What’s in a word? Indemnity, exclusion and limitation clauses in the commercial context
April 4, 2012
Indemnity, exclusion and limitation clauses play a crucial role in commercial dealings. A number of recent decisions in the NSW Supreme Court and Court of Appeal have highlighted the importance of care and precision when drafting such clauses into agreements. The failure to ensure that those clauses are correctly drafted may have a large impact on your business if such clauses are sought to be relied upon at a later time.
Types of clauses
Indemnity, exclusion and limitation clauses each play a specific role in balancing and managing the risks associated with commercial agreements. Each is not mutually exclusive and it is common for all three clauses to be adopted in commercial agreements.
- An indemnity clause is a means by which one party agrees to indemnify the other for any losses suffered in the case of some event. An indemnity clause provides the ability to shift the financial risk associated with some conduct to another party. As such, the benefitting party may avoid bearing the financial costs of some event despite being liable. The utility of an indemnity clause is dependant upon the guaranteeing party’s ability to pay. A party may be entitled to an indemnity under a contract, however, that indemnity will have little effect where the other party does not have adequate funds with which to indemnify the benefitting party. Therefore, it is essential you understand the financial capacity of the party providing the indemnity
- Exclusion clauses seek to completely remove a party’s liability for certain types of conduct or events. Exclusion clauses can vary widely in the range of their effect. Some clauses may seek to avoid liability for any happening, whilst others may be narrowly drafted so as to remove liability for only specific events. The advantage of exclusion clauses rests in their ability to completely remove liability which would otherwise rest with the benefitting party. As such, they are not subject to the same weakness as indemnity clauses given their effectiveness is not dependent upon the financial position of the indemnifying party
- Limitation clauses differ from exclusion clauses as they seek to limit, rather than completely remove, a party’s potential liability. Limitation clauses may limit either the amount of money payable upon the happening of a certain event, the time period for which a party may be liable, or a combination of the two. Limitation clauses allow the party relying on them to calculate their potential liability to a certain amount, or to rule off their books once the liability time period has been reached. This has clear commercial advantages, most notably in relation to the cost of insurance.
Necessity of precision and clarity
Despite the commercial advantages associated with indemnity, exclusion and limitation clauses, they may result in large financial losses if not correctly drafted. A number of issues must be considered when determining whether an indemnity, exclusion or limitation clause is appropriate for the commercial agreement. Matters of paramount concern include the proper identification of the class of liability to be indemnified, excluded or limited, and the relevant limit on monetary liability.
Courts have consistently expounded the rule that the terms of a contract are to be interpreted by reference to the words’ natural and ordinary meeting.
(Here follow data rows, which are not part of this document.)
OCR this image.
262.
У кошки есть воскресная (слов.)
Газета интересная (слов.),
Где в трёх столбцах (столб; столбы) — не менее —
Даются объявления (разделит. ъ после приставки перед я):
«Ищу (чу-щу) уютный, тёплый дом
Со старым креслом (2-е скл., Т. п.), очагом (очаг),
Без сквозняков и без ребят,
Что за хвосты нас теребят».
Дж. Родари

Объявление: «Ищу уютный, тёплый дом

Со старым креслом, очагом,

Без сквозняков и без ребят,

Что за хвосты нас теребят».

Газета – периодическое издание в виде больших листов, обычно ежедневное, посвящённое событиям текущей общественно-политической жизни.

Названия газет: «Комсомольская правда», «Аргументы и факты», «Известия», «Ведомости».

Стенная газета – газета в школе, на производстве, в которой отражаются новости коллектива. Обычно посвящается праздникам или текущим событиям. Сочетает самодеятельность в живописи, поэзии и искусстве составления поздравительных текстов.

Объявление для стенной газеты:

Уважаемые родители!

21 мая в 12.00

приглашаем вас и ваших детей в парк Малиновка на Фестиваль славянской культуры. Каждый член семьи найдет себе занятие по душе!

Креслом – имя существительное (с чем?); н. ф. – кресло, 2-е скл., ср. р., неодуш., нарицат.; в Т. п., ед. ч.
A number of decisions have highlighted the extensive difference the inclusion or exclusion of a single word can have on the interpretation of an entire exclusion clause:
- In Erect Safe Scaffolding (Australia) Pty Limited v Sutton  NSWCA 114 it was held that an indemnity clause requiring a subcontractor to indemnify the head contractor against all damage incurred by the head contractor ‘arising out of the performance of’ the scaffolding works was found to be too narrowly worded to cover negligence
- In BI (Contracting) Pty Ltd v AW Baulderstone Holdings Pty Ltd  NSWCA 173 it was held that an indemnity clause which stated that a subcontractor ‘shall indemnify the builder against all liability relating to the subcontract works’ was sufficiently wide to cover negligence
- In Owners SP 62930 v Kell & Rigby  NSWSC 1342 it was held that a limitation clause which limited liability ‘whether under the law of contract, tort or otherwise’ was sufficiently wide to limit liability for a claim under statute.
The abovementioned cases demonstrate the importance of precision and clarity when drafting such clauses into commercial agreements. Poorly drafted clauses may contain ambiguities. Where an ambiguity is found in an indemnity, exclusion or limitation clause, the contra proferentum rule of interpretation states that the clause should be read in the way least favourable to the benefitting party. Thus, it is essential to avoid ambiguities to ensure that the clause is capable of only one interpretation.
Indemnity, exclusion and limitation clauses continue to play a crucial role in balancing and managing the commercial risks associated with binding agreements. In order to ensure those clauses have the desired effect, it is essential that the clauses are drafted carefully and precisely. Recent cases have highlighted that something as simple as the absence of a word can result in a huge shift in liability, potentially resulting in massive financial losses.